Manifeste pour l'esthésie

Dans un monde où tout se dématérialise, même l'art, il me paraît urgent de ne pas perdre de vue les seules capacités expressément humaines que nous ayons héritées de l'évolution des espèces: le lien main-cerveau. Motricité fine, perception, esthésie, conscience, expression, capacités d'imagination et de création poétique et poïétique... J'aimerais développer chacun de ces points dans d'autres articles.

Hors de l'esthésie, à produire de l'art conceptuel et des images et objets commercialisables, sans doute consensuels, les artistes contemporains sont battus d'avance par la dite intelligence artificielle, qui fait déjà bien mieux.
Artistes contemporains, programmeurs, managers, traders à plus ou moins haute fréquence, mêmes producteurs ex nihilo de valeur artificielle décorrélée des besoins essentiels.

On parle d'art, on devrait plutôt dire marché.

On parle d'œuvre, il s'agit d'idée. Parfois, souvent, une seule idée se déclinant au fil de réalisations faites par de tierces petites mains (voir le procès Maurizio Cattelan / Daniel Druet) ou par des machines (cf la très bonne émissions sur France Culture sur la créativité)

Serions-nous, artistes sensibles (le comble est qu'il faille le préciser), les derniers laboureurs du potentiel spécifiquement humain?


Essais de couleur © Annik Reymond
Essais de couleur sur papier: plaisir du geste, de la couleur, de la texture du papier... Seulement pour l'artiste?


21.8.22

Où est la création?

 En tant qu'artiste, on n'a pas beaucoup le choix:

  1. On produit quelque chose (peu importe quoi), un poil provocateur pour avoir l'air iconoclaste-chic, on a des copains qui sont des gros requins de la finance, et on cartonne dans les ventes aux enchères, soutenu par les foires d'art contemporain, dans un cercle d'initiés qui s'auto-congratule et fabrique de la valeur en circuit fermé. Ça c'est la meilleure option.
  2. On fait de la déco pour divers contextes, plus ou moins à la mode, plus ou moins gnangnan, ou intello, ou opportuniste, plus ou moins cher suivant le public qu'on vise et les galeries auxquelles on accède. Option en-dessous de la première.
  3. Après il y a les salons les marchés où on vend tristement son jambon: option basse.
C'est tout.

Et la création ? Quelle création ?

À voir travailler mes pairs, je constate qu'ils ont toujours bossé comme des fous, passant des heures et des heures solitaires dans leur atelier, dépensant des sommes folles en matériaux... Mais pourquoi donc? Il y a tellement plus rapide et plus efficace pour obtenir argent, gloire, statut social... Seul le désir de création solidement chevillé au corps peut produire pareille folie. Mais de reconnaissance de cette puissance, de cette force, aucune.  

Alors dans le fond, qu'est-ce que c'est la création ? Est-ce qu'on se pose cette question quand il s'agit de poésie, de roman, de musique contemporaine, de jazz, de danse, de théâtre, de philosophie, de recherche scientifique? Il s'agit simplement d'un esprit de recherche.
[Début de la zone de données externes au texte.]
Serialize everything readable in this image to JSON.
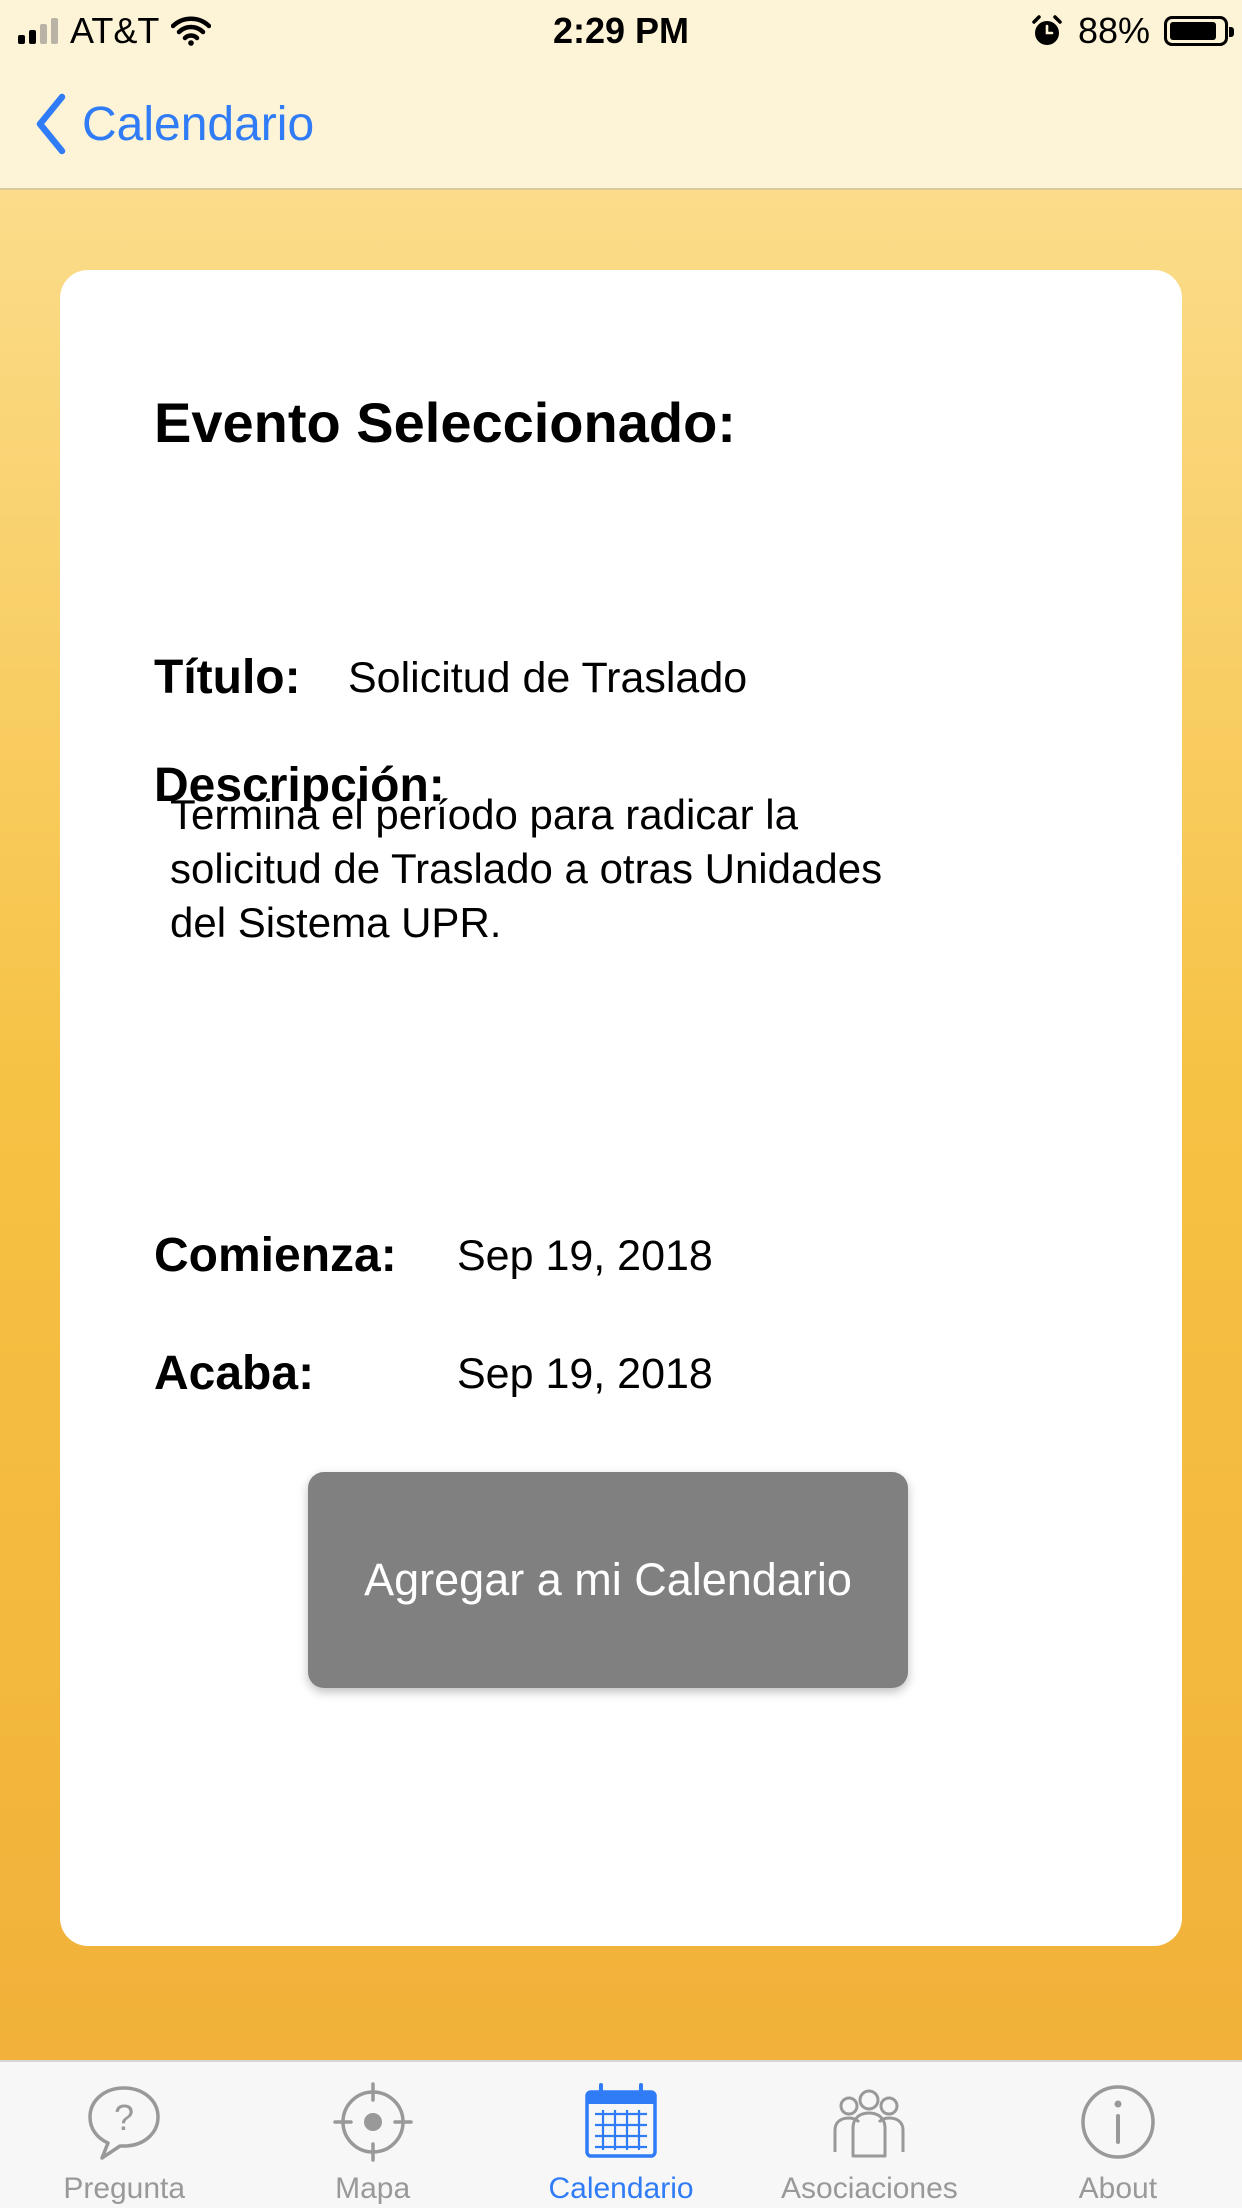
{
  "status_bar": {
    "carrier": "AT&T",
    "time": "2:29 PM",
    "battery": "88%",
    "battery_level": 0.88,
    "icons": [
      "signal-icon",
      "wifi-icon",
      "alarm-icon",
      "battery-icon"
    ]
  },
  "nav": {
    "back_label": "Calendario",
    "back_icon": "chevron-left-icon",
    "accent_color": "#2f7cf6"
  },
  "event": {
    "heading": "Evento Seleccionado:",
    "title_label": "Título:",
    "title_value": "Solicitud de Traslado",
    "description_label": "Descripción:",
    "description_text": "Termina el período para radicar la solicitud de Traslado a otras Unidades del Sistema UPR.",
    "start_label": "Comienza:",
    "start_value": "Sep 19, 2018",
    "end_label": "Acaba:",
    "end_value": "Sep 19, 2018",
    "add_button_label": "Agregar a mi Calendario"
  },
  "tabs": [
    {
      "label": "Pregunta",
      "icon": "question-bubble-icon",
      "active": false
    },
    {
      "label": "Mapa",
      "icon": "crosshair-icon",
      "active": false
    },
    {
      "label": "Calendario",
      "icon": "calendar-icon",
      "active": true
    },
    {
      "label": "Asociaciones",
      "icon": "people-group-icon",
      "active": false
    },
    {
      "label": "About",
      "icon": "info-icon",
      "active": false
    }
  ]
}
Une recherche de sens couplée à un grand sens de l'esthétique ou devrais-je dire de l'esthésie.

Mais bizarrement ça n'a pas droit de cité dans le domaine des arts visuels.
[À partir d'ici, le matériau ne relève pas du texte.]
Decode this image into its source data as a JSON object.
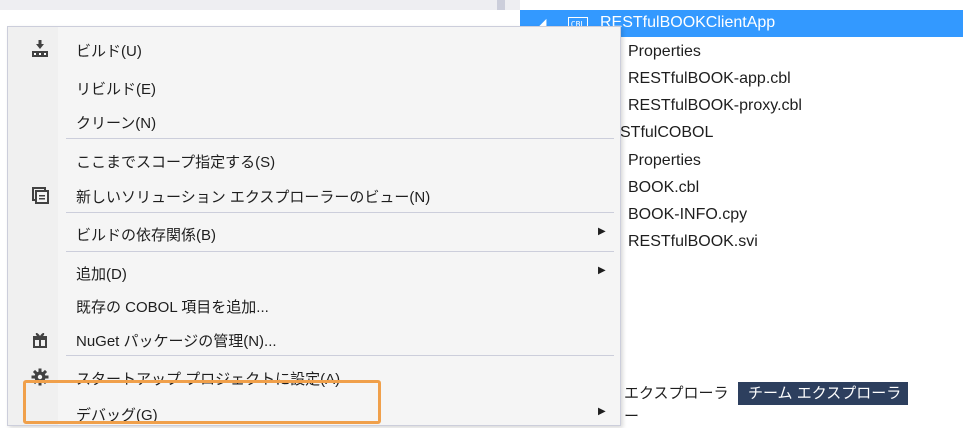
{
  "tree": {
    "root": "RESTfulBOOKClientApp",
    "root_icon": "CBL",
    "items": [
      "Properties",
      "RESTfulBOOK-app.cbl",
      "RESTfulBOOK-proxy.cbl",
      "STfulCOBOL",
      "Properties",
      "BOOK.cbl",
      "BOOK-INFO.cpy",
      "RESTfulBOOK.svi"
    ]
  },
  "tabs": {
    "explorer": "エクスプローラー",
    "team": "チーム エクスプローラー"
  },
  "menu": {
    "build": "ビルド(U)",
    "rebuild": "リビルド(E)",
    "clean": "クリーン(N)",
    "scope": "ここまでスコープ指定する(S)",
    "new_view": "新しいソリューション エクスプローラーのビュー(N)",
    "build_deps": "ビルドの依存関係(B)",
    "add": "追加(D)",
    "add_cobol": "既存の COBOL 項目を追加...",
    "nuget": "NuGet パッケージの管理(N)...",
    "set_startup": "スタートアップ プロジェクトに設定(A)",
    "debug": "デバッグ(G)"
  },
  "colors": {
    "selection": "#3399ff",
    "highlight": "#f0a04b",
    "team_tab": "#2d3f5e"
  }
}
Alors, à moi, que me reste-t-il comme options puisque ce qui m'intéresse, plutôt que la production d'images, c'est la création elle-même? 

Je dois aller plus loin dans la recherche expérimentale, et qu'elle soit aussi au cœur du dispositif de monstration, puisque de fait c'est lui qui définit la grille de lecture de l'œuvre. 

En travail


14.7.22

Reprendre le fil

Après avoir tant manqué de place, s'y remettre... Le désir est là, intact, entier.
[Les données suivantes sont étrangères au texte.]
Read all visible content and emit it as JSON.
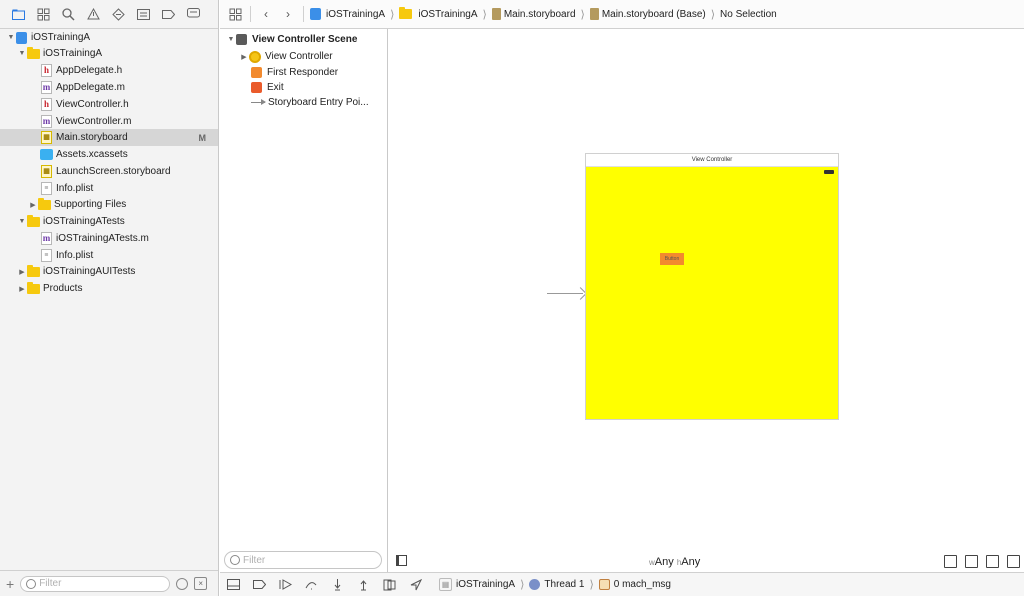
{
  "navigator": {
    "tabs": [
      "folder-icon",
      "source-control-icon",
      "search-icon",
      "warning-icon",
      "test-icon",
      "debug-icon",
      "breakpoint-icon",
      "report-icon"
    ],
    "tree": [
      {
        "label": "iOSTrainingA",
        "type": "project",
        "indent": 0,
        "expanded": true
      },
      {
        "label": "iOSTrainingA",
        "type": "folder",
        "indent": 1,
        "expanded": true
      },
      {
        "label": "AppDelegate.h",
        "type": "h",
        "indent": 2
      },
      {
        "label": "AppDelegate.m",
        "type": "m",
        "indent": 2
      },
      {
        "label": "ViewController.h",
        "type": "h",
        "indent": 2
      },
      {
        "label": "ViewController.m",
        "type": "m",
        "indent": 2
      },
      {
        "label": "Main.storyboard",
        "type": "sb",
        "indent": 2,
        "selected": true,
        "badge": "M"
      },
      {
        "label": "Assets.xcassets",
        "type": "assets",
        "indent": 2
      },
      {
        "label": "LaunchScreen.storyboard",
        "type": "sb",
        "indent": 2
      },
      {
        "label": "Info.plist",
        "type": "plist",
        "indent": 2
      },
      {
        "label": "Supporting Files",
        "type": "folder",
        "indent": 2,
        "collapsed": true
      },
      {
        "label": "iOSTrainingATests",
        "type": "folder",
        "indent": 1,
        "expanded": true
      },
      {
        "label": "iOSTrainingATests.m",
        "type": "m",
        "indent": 2
      },
      {
        "label": "Info.plist",
        "type": "plist",
        "indent": 2
      },
      {
        "label": "iOSTrainingAUITests",
        "type": "folder",
        "indent": 1,
        "collapsed": true
      },
      {
        "label": "Products",
        "type": "folder",
        "indent": 1,
        "collapsed": true
      }
    ],
    "filter_placeholder": "Filter"
  },
  "jumpbar": {
    "crumbs": [
      "iOSTrainingA",
      "iOSTrainingA",
      "Main.storyboard",
      "Main.storyboard (Base)",
      "No Selection"
    ]
  },
  "outline": {
    "scene_title": "View Controller Scene",
    "items": [
      "View Controller",
      "First Responder",
      "Exit",
      "Storyboard Entry Poi..."
    ],
    "filter_placeholder": "Filter"
  },
  "canvas": {
    "vc_title": "View Controller",
    "button_label": "Button",
    "view_color": "#ffff00",
    "size_w_prefix": "w",
    "size_w_value": "Any",
    "size_h_prefix": "h",
    "size_h_value": "Any"
  },
  "debugbar": {
    "target": "iOSTrainingA",
    "thread": "Thread 1",
    "frame": "0 mach_msg"
  }
}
Mais la main! Mais la liberté... C'est une autre affaire. 

Il faudrait que j'y sois jour et nuit pour pouvoir enfin peindre comme je respire.





10.7.22

Un blog pour mes errances

On fait toujours comme si.

Comme si la création n'était faite que de produits finis, parfaits, léchés, accrochés aux cimaises.
Comme si la création n'était qu'un produit de consommation comme un autre.
Ne montrer que des travaux finis, ce n'est montrer que la surface. Ça correspond bien à l'époque, me direz-vous. 

Mais non. Si je crée, c'est au contraire pour fuir la surface, pour plonger dans les tréfonds, pour me goberger de l'ébullition du vivant des profondeurs.
J'ai envie de montrer les tripes de mon travail, les bagarres au quotidien, les errances, les erreurs. Les joies aussi : les surprises, les moments de grâce...

Les travaux en cours, les recherches sont pour moi le terreau de la création, et les œuvres finies une pauvre peau morte à accrocher au mur.

Je me suis toujours intéressée au processus de création, et la publication ou l'exposition de travaux finis n'en rend jamais compte. Cela conforte même le statut de décoration de l'œuvre, qui n'a pas beaucoup d'intérêt à mes yeux. Pire: l'œuvre finie elle-même ne me passionne guère. C'est le chemin qui y mène qui m'intéresse. 

Cet espace est dédié à cela : chercher, tâtonner, me tromper, mais adorer le faire. Sonder, fureter, débusquer ce qu'est l'humain à l'œuvre, et le dire.

Au passage, j'ai aussi envie de montrer l'ambiance de mon atelier, maintenant que j'en ai à nouveau un. C'est aussi cela qui me fait vibrer : cette ambiance de travail, les outils les couleurs prêts à être saisis, et toute la mémoire des moments qui s'y sont déroulés.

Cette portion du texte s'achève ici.